Allerdings hatte ich mich vor dem Kauf nicht ausreichend informiert, denn schon wenig später rückte die V800 in meinen Fokus, eine Uhr, die anders war als alles bisher dagewesene. Trotz relativ kompaktem Design ermöglichte sie die GPS-Aufzeichnung direkt am Gerät (Juhuu, endlich kann das Smartphone zu Hause bleiben) und dank des großen OLED-Displays gab es flexible und unzählige Nutzungsmöglichkeiten. Dazu die neue Webanwendung „Polar Flow“. Ich beschloss also Ende 2014 bereits wieder, die RS800cx zu verkaufen und mir ein neues Spielzeug zu gönnen.
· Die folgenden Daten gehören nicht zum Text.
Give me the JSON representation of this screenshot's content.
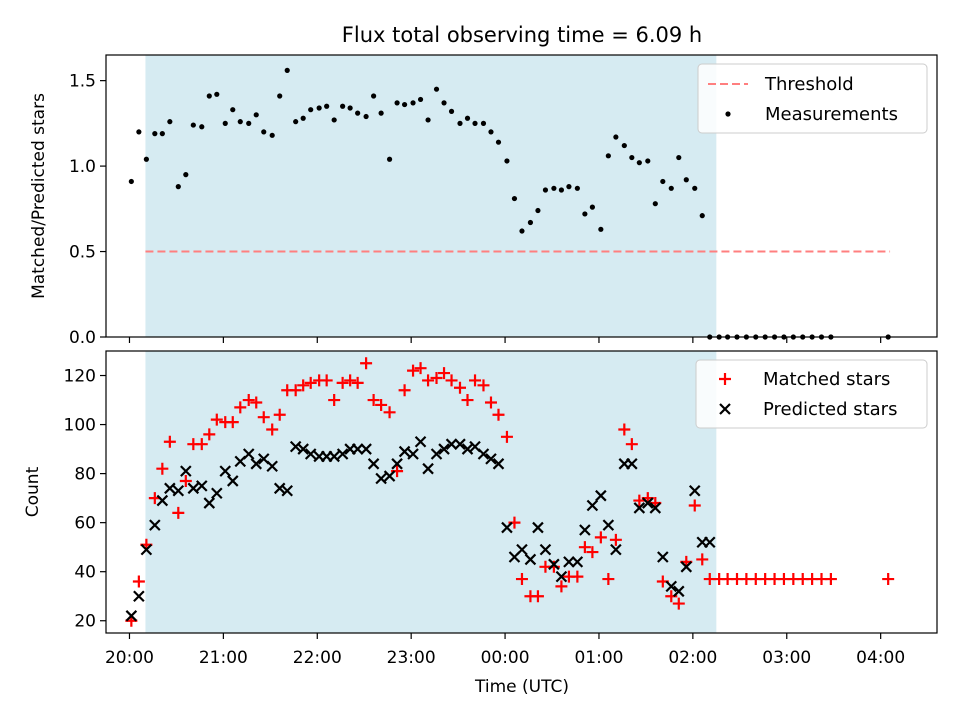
{
  "figure": {
    "title": "Flux total observing time = 6.09 h",
    "xlabel": "Time (UTC)"
  },
  "chart_data": [
    {
      "type": "scatter",
      "panel": "top",
      "title": "Flux total observing time = 6.09 h",
      "xlabel": "",
      "ylabel": "Matched/Predicted stars",
      "x_unit": "hours since 20:00 UTC",
      "xlim": [
        -0.25,
        8.6
      ],
      "ylim": [
        0,
        1.65
      ],
      "yticks": [
        0.0,
        0.5,
        1.0,
        1.5
      ],
      "ytick_labels": [
        "0.0",
        "0.5",
        "1.0",
        "1.5"
      ],
      "grid": false,
      "legend_position": "top-right",
      "shaded_span": {
        "x0": 0.17,
        "x1": 6.25,
        "color": "#add8e6"
      },
      "threshold": {
        "name": "Threshold",
        "value": 0.5,
        "x0": 0.17,
        "x1": 8.1,
        "color": "#ff7f7f",
        "style": "dashed"
      },
      "series": [
        {
          "name": "Measurements",
          "marker": "dot",
          "color": "#000000",
          "x": [
            0.02,
            0.1,
            0.18,
            0.27,
            0.35,
            0.43,
            0.52,
            0.6,
            0.68,
            0.77,
            0.85,
            0.93,
            1.02,
            1.1,
            1.18,
            1.27,
            1.35,
            1.43,
            1.52,
            1.6,
            1.68,
            1.77,
            1.85,
            1.93,
            2.02,
            2.1,
            2.18,
            2.27,
            2.35,
            2.43,
            2.52,
            2.6,
            2.68,
            2.77,
            2.85,
            2.93,
            3.02,
            3.1,
            3.18,
            3.27,
            3.35,
            3.43,
            3.52,
            3.6,
            3.68,
            3.77,
            3.85,
            3.93,
            4.02,
            4.1,
            4.18,
            4.27,
            4.35,
            4.43,
            4.52,
            4.6,
            4.68,
            4.77,
            4.85,
            4.93,
            5.02,
            5.1,
            5.18,
            5.27,
            5.35,
            5.43,
            5.52,
            5.6,
            5.68,
            5.77,
            5.85,
            5.93,
            6.02,
            6.1,
            6.18,
            6.28,
            6.37,
            6.47,
            6.57,
            6.67,
            6.77,
            6.87,
            6.97,
            7.07,
            7.17,
            7.27,
            7.37,
            7.47,
            8.08
          ],
          "y": [
            0.91,
            1.2,
            1.04,
            1.19,
            1.19,
            1.26,
            0.88,
            0.95,
            1.24,
            1.23,
            1.41,
            1.42,
            1.25,
            1.33,
            1.26,
            1.25,
            1.3,
            1.2,
            1.18,
            1.41,
            1.56,
            1.26,
            1.28,
            1.33,
            1.34,
            1.35,
            1.27,
            1.35,
            1.34,
            1.31,
            1.29,
            1.41,
            1.31,
            1.04,
            1.37,
            1.36,
            1.37,
            1.39,
            1.27,
            1.45,
            1.37,
            1.32,
            1.25,
            1.28,
            1.25,
            1.25,
            1.2,
            1.14,
            1.03,
            0.81,
            0.62,
            0.67,
            0.74,
            0.86,
            0.87,
            0.86,
            0.88,
            0.87,
            0.72,
            0.76,
            0.63,
            1.06,
            1.17,
            1.12,
            1.05,
            1.02,
            1.03,
            0.78,
            0.91,
            0.87,
            1.05,
            0.92,
            0.87,
            0.71,
            0.0,
            0.0,
            0.0,
            0.0,
            0.0,
            0.0,
            0.0,
            0.0,
            0.0,
            0.0,
            0.0,
            0.0,
            0.0,
            0.0,
            0.0
          ]
        }
      ]
    },
    {
      "type": "scatter",
      "panel": "bottom",
      "xlabel": "Time (UTC)",
      "ylabel": "Count",
      "x_unit": "hours since 20:00 UTC",
      "xlim": [
        -0.25,
        8.6
      ],
      "ylim": [
        15,
        130
      ],
      "xticks": [
        0,
        1,
        2,
        3,
        4,
        5,
        6,
        7,
        8
      ],
      "xtick_labels": [
        "20:00",
        "21:00",
        "22:00",
        "23:00",
        "00:00",
        "01:00",
        "02:00",
        "03:00",
        "04:00"
      ],
      "yticks": [
        20,
        40,
        60,
        80,
        100,
        120
      ],
      "ytick_labels": [
        "20",
        "40",
        "60",
        "80",
        "100",
        "120"
      ],
      "grid": false,
      "legend_position": "top-right",
      "shaded_span": {
        "x0": 0.17,
        "x1": 6.25,
        "color": "#add8e6"
      },
      "series": [
        {
          "name": "Matched stars",
          "marker": "plus",
          "color": "#ff0000",
          "x": [
            0.02,
            0.1,
            0.18,
            0.27,
            0.35,
            0.43,
            0.52,
            0.6,
            0.68,
            0.77,
            0.85,
            0.93,
            1.02,
            1.1,
            1.18,
            1.27,
            1.35,
            1.43,
            1.52,
            1.6,
            1.68,
            1.77,
            1.85,
            1.93,
            2.02,
            2.1,
            2.18,
            2.27,
            2.35,
            2.43,
            2.52,
            2.6,
            2.68,
            2.77,
            2.85,
            2.93,
            3.02,
            3.1,
            3.18,
            3.27,
            3.35,
            3.43,
            3.52,
            3.6,
            3.68,
            3.77,
            3.85,
            3.93,
            4.02,
            4.1,
            4.18,
            4.27,
            4.35,
            4.43,
            4.52,
            4.6,
            4.68,
            4.77,
            4.85,
            4.93,
            5.02,
            5.1,
            5.18,
            5.27,
            5.35,
            5.43,
            5.52,
            5.6,
            5.68,
            5.77,
            5.85,
            5.93,
            6.02,
            6.1,
            6.18,
            6.28,
            6.37,
            6.47,
            6.57,
            6.67,
            6.77,
            6.87,
            6.97,
            7.07,
            7.17,
            7.27,
            7.37,
            7.47,
            8.08
          ],
          "y": [
            20,
            36,
            51,
            70,
            82,
            93,
            64,
            77,
            92,
            92,
            96,
            102,
            101,
            101,
            107,
            110,
            109,
            103,
            98,
            104,
            114,
            114,
            116,
            117,
            118,
            118,
            110,
            117,
            118,
            117,
            125,
            110,
            108,
            105,
            81,
            114,
            122,
            123,
            118,
            119,
            121,
            118,
            115,
            110,
            118,
            116,
            109,
            104,
            95,
            60,
            37,
            30,
            30,
            42,
            42,
            34,
            38,
            38,
            50,
            48,
            54,
            37,
            53,
            98,
            92,
            69,
            70,
            68,
            36,
            30,
            27,
            44,
            67,
            45,
            37,
            37,
            37,
            37,
            37,
            37,
            37,
            37,
            37,
            37,
            37,
            37,
            37,
            37,
            37
          ]
        },
        {
          "name": "Predicted stars",
          "marker": "x",
          "color": "#000000",
          "x": [
            0.02,
            0.1,
            0.18,
            0.27,
            0.35,
            0.43,
            0.52,
            0.6,
            0.68,
            0.77,
            0.85,
            0.93,
            1.02,
            1.1,
            1.18,
            1.27,
            1.35,
            1.43,
            1.52,
            1.6,
            1.68,
            1.77,
            1.85,
            1.93,
            2.02,
            2.1,
            2.18,
            2.27,
            2.35,
            2.43,
            2.52,
            2.6,
            2.68,
            2.77,
            2.85,
            2.93,
            3.02,
            3.1,
            3.18,
            3.27,
            3.35,
            3.43,
            3.52,
            3.6,
            3.68,
            3.77,
            3.85,
            3.93,
            4.02,
            4.1,
            4.18,
            4.27,
            4.35,
            4.43,
            4.52,
            4.6,
            4.68,
            4.77,
            4.85,
            4.93,
            5.02,
            5.1,
            5.18,
            5.27,
            5.35,
            5.43,
            5.52,
            5.6,
            5.68,
            5.77,
            5.85,
            5.93,
            6.02,
            6.1,
            6.18
          ],
          "y": [
            22,
            30,
            49,
            59,
            69,
            74,
            73,
            81,
            74,
            75,
            68,
            72,
            81,
            77,
            85,
            88,
            84,
            86,
            83,
            74,
            73,
            91,
            90,
            88,
            87,
            87,
            87,
            88,
            90,
            90,
            90,
            84,
            78,
            79,
            84,
            89,
            88,
            93,
            82,
            88,
            90,
            92,
            92,
            90,
            91,
            88,
            86,
            84,
            58,
            46,
            49,
            45,
            58,
            49,
            43,
            38,
            44,
            44,
            57,
            67,
            71,
            59,
            49,
            84,
            84,
            66,
            68,
            66,
            46,
            34,
            32,
            42,
            73,
            52,
            52
          ]
        }
      ]
    }
  ]
}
Und das ist der Stand der Dinge. Die Uhr kann alles, was sie können muss und ich nutze sie in vollem Umfang. Multisport, Phasentraining, Routen, Race Pace… und im Alltag macht sie nicht nur eine gute Figur, sondern ist dank SmartWatch-Funktionen auch ein sehr nützlicher Helfer. Leider hatte meine erste V800 ein relativ bekanntes Akku-Problem. Dieser dehnte sich aus und sorgte für unschöne Spaltmaße an der Gehäuseseite. Aber der hervorragende Polar-Support tauschte die Uhr ohne großen Aufwand. Während dieser Zeit testete ich das nächst kleinere Modell; die M400. Sie bringt alles mit, was der Hobbyläufer braucht – und hat ein hervorragendes Preis-/Leistungs-Verhältnis. Leider gibt es aber dann doch ein paar Details, an die ich mich bei der V800 zu sehr gewöhnt habe und nicht mehr missen will. Deshalb hab ich den Kauf der V800 nie bereut und war auch sehr glücklich, als ich sie zurück hatte.

Ich denke, dieses Thema wird noch nicht zu Ende erzählt sein. Ich bin einfach viel zu Technik-begeistert und muss immer das Neuste haben. Die Anzeichen verdichten sich, dass Polar in diesem oder nächsten Jahr etwas Neues herausbringen wird – vielleicht mit Farbdisplay, integriertem WLAN für Live-Tracking oder integrierter Pulsmessung? Egal, was es ist. Ich werde es leider haben müssen.

Kategorien: Ausrüstung

2 Kommentare

Gudrun · 1. Juni 2016 um 14:19

Hallo,
die neuen Uhren können ja auch den Puls am Handgelenk messen. Ist das für dich interessant? Wäre spannend zu lesen, wie es dir damit geht. Leider gibt’s das von Polar nur als Fitnesstracker, noch nicht für die Laufuhren.
Viele Grüße
G.

    Daniel · 1. Juni 2016 um 19:16

    Hallo Gudrun,

    ich habe noch keine Erfahrung damit, bin aber überzeugt davon, dass Polar über kurz oder lang so etwas anbieten wird. Und wenn es ein Nachfolgemodell von der V800 gibt, muss ich das natürlich haben 😉 Für mich persönlich spielt es aber keine Rolle, ob ich einen Brustgurt tragen muss oder nicht. Ich habe mich ganz gut daran gewöhnt.

    Bei Garmin ist diese Art der Pulsmessung ja schon länger etabliert, bei Polar dauert es für gewöhnlich immer etwas länger, bis neue Funktionen angeboten werden, dafür sind sie dann weitestgehend ausgereift. Und gerade die Pulsmessung – das „Steckenpferd“ von Polar – sollte beim Erfinder der Herzfrequenzmesser ja auch ordentlich funktionieren. Man sollte aber bedenken, dass man dann die Uhr nicht mehr über der Kleidung tragen kann.